After a trial has been performed, the second level of transparency is reporting of summarized results. An important consideration in the reporting of results is whether they are made available as data-only, as data with narrative summaries. Although results databases help to make information more easily accessible, a risk of allowing narrative summaries is that they might make it possible for a submitter to introduce a biased interpretation of results without being subject to peer review. Therefore, there have been strong arguments from the publishing community to restrict results databases to rigidly specified forms and tabular data, offered without interpretation, which is left “to the reader”. The problem of how to balance the need for accessibility and comprehensible result summaries with the risk of allowing data to be subjected to spin and misinterpretation is an important open question that will likely require novel technical and policy solutions to fully solve.
Finally, the highest degree of clinical trial transparency is to make all primary data available for examination (with appropriate measures in place to ensure confidentiality for research subjects). The advantage of making primary data available is that an outside scientist can assess whether analysis has been done correctly and potentially identify whether there are discrepancies or problems with the way that data was collected. Full access to raw data poses many potential problems as well; external scientists (or worse, lay people) might misinterpret the data. Exposing primary research data could also threaten patient privacy, unless any identifying information was carefully scrubbed. Depending on the type of data recorded, it might even be difficult or impossible to fully anonymize the clinical data — genetic information such as SNP measurements (single-nucleotide polymorphisms) might be sufficient to uniquely identify a patient, even if biographical details are not available.

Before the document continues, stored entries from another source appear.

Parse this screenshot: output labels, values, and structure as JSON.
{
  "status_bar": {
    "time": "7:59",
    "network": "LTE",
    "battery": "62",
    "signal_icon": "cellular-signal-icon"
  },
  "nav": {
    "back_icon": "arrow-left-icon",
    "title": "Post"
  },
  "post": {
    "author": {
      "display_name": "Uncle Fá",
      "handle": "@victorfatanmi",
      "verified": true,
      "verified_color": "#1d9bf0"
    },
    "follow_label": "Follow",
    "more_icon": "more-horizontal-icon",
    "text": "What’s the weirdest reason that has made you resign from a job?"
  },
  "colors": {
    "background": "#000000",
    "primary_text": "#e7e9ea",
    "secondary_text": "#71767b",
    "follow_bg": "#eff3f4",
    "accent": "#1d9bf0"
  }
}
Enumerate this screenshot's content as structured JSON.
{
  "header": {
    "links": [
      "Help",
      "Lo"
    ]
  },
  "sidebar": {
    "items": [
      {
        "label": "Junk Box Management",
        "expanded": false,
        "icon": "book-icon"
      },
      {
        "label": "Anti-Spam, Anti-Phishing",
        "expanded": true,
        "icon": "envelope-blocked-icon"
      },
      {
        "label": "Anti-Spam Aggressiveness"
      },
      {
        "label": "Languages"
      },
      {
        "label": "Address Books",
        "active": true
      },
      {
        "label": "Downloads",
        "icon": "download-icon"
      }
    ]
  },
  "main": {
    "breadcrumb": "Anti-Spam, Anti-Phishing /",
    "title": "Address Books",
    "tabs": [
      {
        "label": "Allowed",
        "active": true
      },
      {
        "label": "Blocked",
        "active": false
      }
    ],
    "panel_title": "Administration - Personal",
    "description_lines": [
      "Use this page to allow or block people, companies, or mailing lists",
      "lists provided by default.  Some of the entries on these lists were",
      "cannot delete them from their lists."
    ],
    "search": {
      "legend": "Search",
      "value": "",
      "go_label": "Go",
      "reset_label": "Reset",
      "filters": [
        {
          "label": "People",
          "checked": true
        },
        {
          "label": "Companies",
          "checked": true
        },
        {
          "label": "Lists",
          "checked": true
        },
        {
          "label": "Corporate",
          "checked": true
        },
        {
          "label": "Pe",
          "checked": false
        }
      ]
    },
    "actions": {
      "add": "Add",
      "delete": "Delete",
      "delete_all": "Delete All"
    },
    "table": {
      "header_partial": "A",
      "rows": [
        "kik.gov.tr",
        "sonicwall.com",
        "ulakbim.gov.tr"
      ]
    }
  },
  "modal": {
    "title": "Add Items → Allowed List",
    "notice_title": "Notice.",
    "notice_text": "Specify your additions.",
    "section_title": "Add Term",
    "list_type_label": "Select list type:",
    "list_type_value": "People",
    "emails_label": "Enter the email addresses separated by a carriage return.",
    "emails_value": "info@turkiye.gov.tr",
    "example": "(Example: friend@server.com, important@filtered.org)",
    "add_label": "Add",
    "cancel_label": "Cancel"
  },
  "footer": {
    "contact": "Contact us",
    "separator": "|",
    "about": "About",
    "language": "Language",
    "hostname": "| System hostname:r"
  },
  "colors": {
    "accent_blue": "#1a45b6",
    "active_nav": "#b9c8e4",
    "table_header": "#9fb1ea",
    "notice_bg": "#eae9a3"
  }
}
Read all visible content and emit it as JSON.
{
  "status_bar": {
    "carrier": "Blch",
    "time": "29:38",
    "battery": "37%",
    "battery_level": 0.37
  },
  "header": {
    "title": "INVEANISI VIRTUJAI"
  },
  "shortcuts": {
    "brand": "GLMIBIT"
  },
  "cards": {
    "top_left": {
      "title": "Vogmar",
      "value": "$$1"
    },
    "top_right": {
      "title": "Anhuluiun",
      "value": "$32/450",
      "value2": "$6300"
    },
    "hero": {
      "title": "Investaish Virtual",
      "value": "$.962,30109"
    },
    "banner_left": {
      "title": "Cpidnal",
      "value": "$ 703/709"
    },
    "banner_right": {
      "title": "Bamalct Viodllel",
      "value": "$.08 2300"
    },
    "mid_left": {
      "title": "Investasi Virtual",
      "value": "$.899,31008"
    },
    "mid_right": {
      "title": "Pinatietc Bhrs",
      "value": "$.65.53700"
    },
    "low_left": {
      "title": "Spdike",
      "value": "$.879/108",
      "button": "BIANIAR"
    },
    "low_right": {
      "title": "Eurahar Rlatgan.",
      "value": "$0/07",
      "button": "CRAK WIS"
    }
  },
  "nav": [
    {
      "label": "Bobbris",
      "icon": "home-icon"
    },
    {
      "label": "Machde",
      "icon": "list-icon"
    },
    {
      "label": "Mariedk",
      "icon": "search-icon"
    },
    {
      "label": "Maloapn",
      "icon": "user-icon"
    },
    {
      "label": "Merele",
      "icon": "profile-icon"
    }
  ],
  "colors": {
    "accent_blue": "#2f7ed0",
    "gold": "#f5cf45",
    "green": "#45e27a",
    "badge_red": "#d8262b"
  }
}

A related issue that I’m not going to address in this series is the question of disclosure of financial relationships between trial sponsors and the physicians who conduct studies . Under the current system, the vast majority of clinical research is sponsored by companies that hope to have their investigational products eventually approved. These companies compensate physicians directly for the costs of conducting the trials, and may also pay these clinical researchers for consulting or other services. Not all research sponsored by companies is bad; indeed, there is evidence suggesting that industrially sponsored studies are better run and producer higher-quality data than studies funded solely from public sources, possibly because the company studies have better funding and larger incentives to be performed well in order to garner regulatory approvals. However, there have been concerns raised that payments to doctors could be directly or indirectly affecting their scientific independence and clinical judgment. In response to these concerns, the “Physician Payments Sunshine Act of 2008”  was a bill proposed by Rep. P. DeFazio in the 110th Congress. The Sunshine Act would have amended the Social Security Act to “provide for transparency in the relationship between physicians and manufacturers of drugs, devices, or medical supplies for which payment is made under Medicare, Medicaid, or SCHIP, and for other purposes.” The Sunshine Act would have required sponsors to make quarterly reports to the Department of Health and Human Services of all payments to physicians or professional medical organizations. The Sunshine act never became law, but illustrates how one element of the healthcare system, in this case the US Government as the funder of Medicaid and Medicare, can exert its fiscal power to encourage transparency.